The Technology Behind VistaGen Therapeutics (VSTA)

VistaGen is best known for its development of technologies that could revolutionize the testing of new drug candidates, potentially saving pharmaceutical companies billions of dollars by helping them select the most promising drug development opportunities and create safer variants of once-promising drugs discontinued due to toxicity issues. The company, through the use of advanced stem cell technology, is able to generate heart and liver cells that offer testing options far more accurate than traditional methods. Their Human Clinical Trials in a Test Tube platform, by greatly increasing the cost effectiveness of new drug testing and development, is anticipated to also help improve the flow of beneficial new drugs.

VistaGen’s platform is based upon a combination of proprietary and exclusively licensed stem cell technologies, including technologies developed over the last 20 years by renowned Canadian scientist, Dr. Gordon Keller, and Dr. Ralph Snodgrass, VistaGen founder, President, and Chief Scientific Officer. The proprietary and licensed technologies underlying the platform provides for the controlled differentiation of pluripotent stem cells into mature human cells specific to drug rescue and cell therapy programs.

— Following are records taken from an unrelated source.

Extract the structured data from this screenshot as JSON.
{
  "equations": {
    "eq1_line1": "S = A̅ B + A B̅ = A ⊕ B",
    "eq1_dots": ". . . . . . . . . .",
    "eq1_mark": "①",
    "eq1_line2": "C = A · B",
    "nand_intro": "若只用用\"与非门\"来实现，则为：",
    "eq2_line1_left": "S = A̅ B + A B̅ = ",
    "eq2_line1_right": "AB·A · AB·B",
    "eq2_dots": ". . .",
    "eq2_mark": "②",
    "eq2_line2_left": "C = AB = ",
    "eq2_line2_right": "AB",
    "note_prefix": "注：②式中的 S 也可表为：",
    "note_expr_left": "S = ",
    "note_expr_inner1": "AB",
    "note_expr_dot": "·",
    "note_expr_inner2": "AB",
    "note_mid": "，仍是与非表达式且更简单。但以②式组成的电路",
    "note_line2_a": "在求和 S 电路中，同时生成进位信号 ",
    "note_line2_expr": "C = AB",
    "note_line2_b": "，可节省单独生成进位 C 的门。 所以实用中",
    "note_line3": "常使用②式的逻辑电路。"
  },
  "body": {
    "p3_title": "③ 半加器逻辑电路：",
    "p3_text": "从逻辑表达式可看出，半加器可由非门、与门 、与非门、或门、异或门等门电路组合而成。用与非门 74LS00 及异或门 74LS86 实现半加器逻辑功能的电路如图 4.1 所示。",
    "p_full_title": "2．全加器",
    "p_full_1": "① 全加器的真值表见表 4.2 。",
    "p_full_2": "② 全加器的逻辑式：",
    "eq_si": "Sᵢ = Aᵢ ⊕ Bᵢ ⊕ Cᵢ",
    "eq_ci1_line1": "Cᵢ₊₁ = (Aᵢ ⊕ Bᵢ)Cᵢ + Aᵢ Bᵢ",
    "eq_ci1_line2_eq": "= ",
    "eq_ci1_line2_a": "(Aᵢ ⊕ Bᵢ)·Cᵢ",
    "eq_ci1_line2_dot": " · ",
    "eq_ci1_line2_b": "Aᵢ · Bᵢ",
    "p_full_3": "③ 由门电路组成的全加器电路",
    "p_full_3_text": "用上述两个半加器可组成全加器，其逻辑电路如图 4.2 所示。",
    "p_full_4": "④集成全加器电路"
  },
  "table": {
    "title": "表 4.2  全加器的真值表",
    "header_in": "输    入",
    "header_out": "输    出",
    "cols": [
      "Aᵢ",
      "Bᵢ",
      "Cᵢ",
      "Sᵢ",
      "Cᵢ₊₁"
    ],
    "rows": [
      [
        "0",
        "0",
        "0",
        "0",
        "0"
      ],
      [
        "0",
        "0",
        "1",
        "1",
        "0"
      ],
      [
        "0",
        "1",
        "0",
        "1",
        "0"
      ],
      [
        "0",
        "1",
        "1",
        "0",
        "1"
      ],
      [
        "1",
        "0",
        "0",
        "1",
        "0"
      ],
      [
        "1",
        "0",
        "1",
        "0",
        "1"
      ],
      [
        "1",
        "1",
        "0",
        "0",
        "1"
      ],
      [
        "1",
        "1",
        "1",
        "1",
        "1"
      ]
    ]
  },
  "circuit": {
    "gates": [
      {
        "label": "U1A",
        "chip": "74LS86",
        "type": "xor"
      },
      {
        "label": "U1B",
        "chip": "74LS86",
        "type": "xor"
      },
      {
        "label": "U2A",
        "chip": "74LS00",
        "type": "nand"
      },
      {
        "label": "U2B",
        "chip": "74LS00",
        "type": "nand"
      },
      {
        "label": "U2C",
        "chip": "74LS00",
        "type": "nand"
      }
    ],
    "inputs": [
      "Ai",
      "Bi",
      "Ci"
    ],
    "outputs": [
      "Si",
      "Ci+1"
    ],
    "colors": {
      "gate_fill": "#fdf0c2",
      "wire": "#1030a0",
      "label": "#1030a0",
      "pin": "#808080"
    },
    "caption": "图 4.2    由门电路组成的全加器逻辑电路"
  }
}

Controlled differentiation of human pluripotent stem cells into functional human cells could allow the identification of new drug candidates that exhibit human toxicity early in the drug development process, resulting in efficient focusing of resources on those drug candidates with the highest probability of success. The result would be substantially reduced drug development costs along with safer drugs.

The combination of VistaGen’s proprietary and licensed technologies enables the development of 3D human cell-based bioassay systems that consist of large numbers of normal, non-transformed, human cells that function as “micro-organs”. Compared to traditional flat 2D cell-based assays, these 3D cell networks and structures are believed to more accurately reflect the structures and biology inside the human body and are expected to yield responses to new drug candidates that are more clinically predictive of human drug responses.

The goal is for the company’s Human Clinical Trials in a Test Tube platform to allow the assessment of the toxicity profile of new drug candidates for a wide range of diseases and conditions with greater speed and precision than nonclinical in vitro techniques and technologies currently used by pharmaceutical companies in the drug development process.